Incident response guidance

  • If you detect suspicious NTLM-based enumeration or repeated failed/successful validations, isolate affected accounts and collect authentication logs for the relevant timeframe.
  • Reset and rotate credentials for accounts used in suspicious activity, and investigate related lateral movement indicators on other hosts.
  • Review SharePoint permissions and audit access to sensitive lists, libraries and configuration objects that may have been read or modified.
  • Consider temporary network controls (deny lists, host isolation) to stop active attacks while preserving forensic evidence.

Practical examples and best practices (administrator-oriented)
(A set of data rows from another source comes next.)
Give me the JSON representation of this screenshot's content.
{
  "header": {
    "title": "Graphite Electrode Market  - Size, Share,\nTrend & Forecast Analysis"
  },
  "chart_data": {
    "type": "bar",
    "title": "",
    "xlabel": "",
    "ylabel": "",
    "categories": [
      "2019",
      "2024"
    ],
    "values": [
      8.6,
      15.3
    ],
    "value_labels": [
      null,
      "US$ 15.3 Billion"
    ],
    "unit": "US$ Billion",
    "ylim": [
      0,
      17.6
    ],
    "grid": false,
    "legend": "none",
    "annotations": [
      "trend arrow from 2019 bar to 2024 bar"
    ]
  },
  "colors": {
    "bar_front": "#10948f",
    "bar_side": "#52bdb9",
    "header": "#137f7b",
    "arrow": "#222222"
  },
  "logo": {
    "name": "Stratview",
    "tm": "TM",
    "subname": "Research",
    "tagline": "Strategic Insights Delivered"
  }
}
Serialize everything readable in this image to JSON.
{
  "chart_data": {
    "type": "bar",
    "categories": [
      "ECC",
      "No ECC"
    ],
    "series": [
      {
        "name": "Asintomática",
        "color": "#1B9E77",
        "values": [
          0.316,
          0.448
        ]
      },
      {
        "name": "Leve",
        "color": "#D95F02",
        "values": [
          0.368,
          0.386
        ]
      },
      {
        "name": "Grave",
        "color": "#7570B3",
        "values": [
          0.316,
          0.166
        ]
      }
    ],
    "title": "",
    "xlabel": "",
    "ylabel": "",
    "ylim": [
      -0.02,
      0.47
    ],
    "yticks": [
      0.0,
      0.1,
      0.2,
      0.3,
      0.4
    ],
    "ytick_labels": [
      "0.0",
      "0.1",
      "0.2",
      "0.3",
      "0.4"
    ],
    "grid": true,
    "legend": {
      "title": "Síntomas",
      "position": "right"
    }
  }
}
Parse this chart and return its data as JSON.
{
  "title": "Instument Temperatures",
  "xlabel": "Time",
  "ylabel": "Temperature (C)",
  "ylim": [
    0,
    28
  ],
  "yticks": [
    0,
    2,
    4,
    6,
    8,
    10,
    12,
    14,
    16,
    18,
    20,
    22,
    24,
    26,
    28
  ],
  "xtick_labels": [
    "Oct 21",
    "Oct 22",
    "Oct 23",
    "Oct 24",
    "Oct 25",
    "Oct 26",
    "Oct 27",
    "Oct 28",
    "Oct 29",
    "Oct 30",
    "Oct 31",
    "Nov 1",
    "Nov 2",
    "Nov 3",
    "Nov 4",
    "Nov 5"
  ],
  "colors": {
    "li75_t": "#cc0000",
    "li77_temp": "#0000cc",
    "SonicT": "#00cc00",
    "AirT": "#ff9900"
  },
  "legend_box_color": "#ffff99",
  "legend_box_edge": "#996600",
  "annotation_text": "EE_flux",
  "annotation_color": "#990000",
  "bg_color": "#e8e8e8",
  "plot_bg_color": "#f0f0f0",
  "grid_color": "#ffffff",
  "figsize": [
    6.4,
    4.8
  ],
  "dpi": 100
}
  • Use the SharePoint Management Shell and IIS administration tools to verify bindings, authentication providers, and zone settings for each web application.
  • Test authentication behavior in a lab environment before changing NTLM/Kerberos settings in production — changing authentication mechanisms can disrupt services if SPNs or delegation are misconfigured.
  • Roll out NTLM restrictions in Audit mode first to identify dependent systems, then enforce Deny policies once dependencies are remediated.

Closing recommendations

NTLM-related exposures in SharePoint Central Administration are a serious operational risk but are manageable with layered defenses: reduce network exposure, require TLS, prefer Kerberos, enforce least privilege, monitor NTLM usage, and apply rate limits on management APIs. Prioritize these controls for any SharePoint 2019 environment, and maintain a staged testing and rollout plan when altering authentication policies.

References

  • Microsoft SharePoint Server 2019 — product documentation and security best practices (vendor guidance).
  • Windows Security auditing: Event IDs for logon/authentication (4624/4625/4776).